Authors: Miot C, Imai K, Imai C, Mancini AJ, Kucuk ZY, Kawai T, Nishikomori R, Ito E, Pellier I, Dupuis Girod S, Rosain J, Sasaki S, Chandrakasan S, Pachlopnik Schmid J, Okano T, Colin E, Olaya-Vargas A, Yamazaki-Nakashimada M, Qasim W, Espinosa Padilla S, Jones A, Krol A, Cole N, Jolles S, Bleesing J, Vraetz T, Gennery AR, Abinun M, Güngör T, Costa-Carvalho B, Condino-Neto A, Veys P, Holland SM, Uzel G, Moshous D, Neven B, Blanche S, Ehl S, Döffinger R, Patel SY, Puel A, Bustamante J, Gelfand EW, Casanova JL, Orange JS, Picard C

Abstract
X-linked recessive ectodermal dysplasia (EDA) with immunodeficiency (XR-EDA-ID) is a rare primary immunodeficiency (PID) caused by hypomorphic mutations of the IKBKG gene encoding the NEMO protein. This condition displays enormous allelic, immunological, and clinical heterogeneity, and therapeutic decisions are difficult because NEMO operates in both hematopoietic and non-hematopoietic cells. Hematopoietic stem cell transplantation (HSCT) is potentially life-saving, but the small number of case reports available suggests that it has been reserved for only the most severe cases.
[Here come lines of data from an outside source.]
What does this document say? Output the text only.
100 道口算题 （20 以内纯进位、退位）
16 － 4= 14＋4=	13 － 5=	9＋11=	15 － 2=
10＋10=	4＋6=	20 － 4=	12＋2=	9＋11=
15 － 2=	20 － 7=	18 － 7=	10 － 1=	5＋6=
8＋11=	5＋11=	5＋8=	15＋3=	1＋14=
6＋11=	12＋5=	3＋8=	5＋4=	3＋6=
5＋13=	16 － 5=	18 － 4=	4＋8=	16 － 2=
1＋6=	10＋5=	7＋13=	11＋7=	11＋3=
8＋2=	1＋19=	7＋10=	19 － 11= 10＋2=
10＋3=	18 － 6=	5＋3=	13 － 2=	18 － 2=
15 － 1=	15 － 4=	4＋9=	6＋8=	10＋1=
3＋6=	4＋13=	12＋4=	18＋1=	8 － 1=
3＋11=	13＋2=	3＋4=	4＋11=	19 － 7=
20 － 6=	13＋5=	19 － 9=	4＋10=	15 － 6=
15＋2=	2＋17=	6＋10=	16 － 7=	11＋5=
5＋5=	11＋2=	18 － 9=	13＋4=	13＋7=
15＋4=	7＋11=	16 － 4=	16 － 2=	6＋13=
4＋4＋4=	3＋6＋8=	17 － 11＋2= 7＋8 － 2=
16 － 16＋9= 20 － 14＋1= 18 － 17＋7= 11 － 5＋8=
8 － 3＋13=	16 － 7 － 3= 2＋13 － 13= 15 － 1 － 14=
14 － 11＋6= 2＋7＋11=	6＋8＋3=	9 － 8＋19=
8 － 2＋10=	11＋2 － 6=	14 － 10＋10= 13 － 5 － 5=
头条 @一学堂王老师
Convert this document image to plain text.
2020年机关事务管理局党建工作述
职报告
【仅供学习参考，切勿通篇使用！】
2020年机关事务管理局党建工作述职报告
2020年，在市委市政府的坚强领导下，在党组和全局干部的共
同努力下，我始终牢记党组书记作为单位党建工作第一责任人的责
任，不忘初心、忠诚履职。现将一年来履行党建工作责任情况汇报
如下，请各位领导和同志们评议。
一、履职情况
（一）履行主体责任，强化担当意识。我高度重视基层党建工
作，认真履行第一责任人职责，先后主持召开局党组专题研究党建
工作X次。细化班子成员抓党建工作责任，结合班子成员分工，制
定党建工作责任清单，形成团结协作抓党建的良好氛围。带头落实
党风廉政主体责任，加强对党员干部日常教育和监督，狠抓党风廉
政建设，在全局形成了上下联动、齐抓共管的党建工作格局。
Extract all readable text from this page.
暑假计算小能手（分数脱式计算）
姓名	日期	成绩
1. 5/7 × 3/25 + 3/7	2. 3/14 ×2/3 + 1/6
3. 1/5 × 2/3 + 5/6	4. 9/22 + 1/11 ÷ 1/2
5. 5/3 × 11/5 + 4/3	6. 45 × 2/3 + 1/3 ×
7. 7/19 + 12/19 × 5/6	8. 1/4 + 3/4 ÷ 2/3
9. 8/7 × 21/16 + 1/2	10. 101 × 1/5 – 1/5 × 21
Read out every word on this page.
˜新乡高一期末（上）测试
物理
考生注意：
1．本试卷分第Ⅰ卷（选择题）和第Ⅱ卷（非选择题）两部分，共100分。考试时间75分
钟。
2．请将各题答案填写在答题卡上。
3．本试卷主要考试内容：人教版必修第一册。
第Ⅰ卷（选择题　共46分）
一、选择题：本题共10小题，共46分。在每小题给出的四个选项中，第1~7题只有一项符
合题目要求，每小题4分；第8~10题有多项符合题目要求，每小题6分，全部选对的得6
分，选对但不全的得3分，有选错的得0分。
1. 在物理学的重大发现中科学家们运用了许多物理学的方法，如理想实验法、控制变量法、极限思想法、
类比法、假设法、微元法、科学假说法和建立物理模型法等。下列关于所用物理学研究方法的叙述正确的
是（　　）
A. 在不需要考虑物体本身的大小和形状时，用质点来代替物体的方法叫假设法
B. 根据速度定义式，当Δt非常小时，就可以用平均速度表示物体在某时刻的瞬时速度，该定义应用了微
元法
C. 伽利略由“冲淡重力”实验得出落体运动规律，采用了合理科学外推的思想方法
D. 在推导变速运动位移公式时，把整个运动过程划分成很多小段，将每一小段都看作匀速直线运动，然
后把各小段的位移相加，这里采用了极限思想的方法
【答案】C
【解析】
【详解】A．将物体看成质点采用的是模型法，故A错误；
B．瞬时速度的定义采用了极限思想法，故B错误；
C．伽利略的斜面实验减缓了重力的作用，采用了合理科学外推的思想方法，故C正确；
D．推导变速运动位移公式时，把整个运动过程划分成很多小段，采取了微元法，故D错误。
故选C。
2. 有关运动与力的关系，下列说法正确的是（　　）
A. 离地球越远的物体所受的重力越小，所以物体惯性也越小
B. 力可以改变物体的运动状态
Here, we report the health status before HSCT, transplantation outcome, and clinical follow-up for a series of 29 patients from unrelated kindreds from 11 countries. Between them, these patients carry 23 different hypomorphic IKBKG mutations. HSCT was performed from HLA-identical related donors (n=7), HLA-matched unrelated donors (n=12), HLA-mismatched unrelated donors (n=8), and HLA-haplo-identical related donor (n=2). Engraftment was documented in 24 patients and GVHD in 13 patients. Up to 7 patients have died from 0.2 to 12 months post HSCT. The global survival rate after HSCT among NEMO-deficient children was 74% at a median follow-up after HSCT of 57 months (4-108 months). Pre-existing mycobacterial infection and colitis were associated with poor HSCT outcome. The underlying mutation does not appear to have any influence, as patients with the same mutation had different outcomes. Transplantation did not appear to cure colitis, possibly due to cell-intrinsic disorders of the epithelial barrier. Overall, HSCT can cure most clinical features of patients with a variety of IKBKG mutations.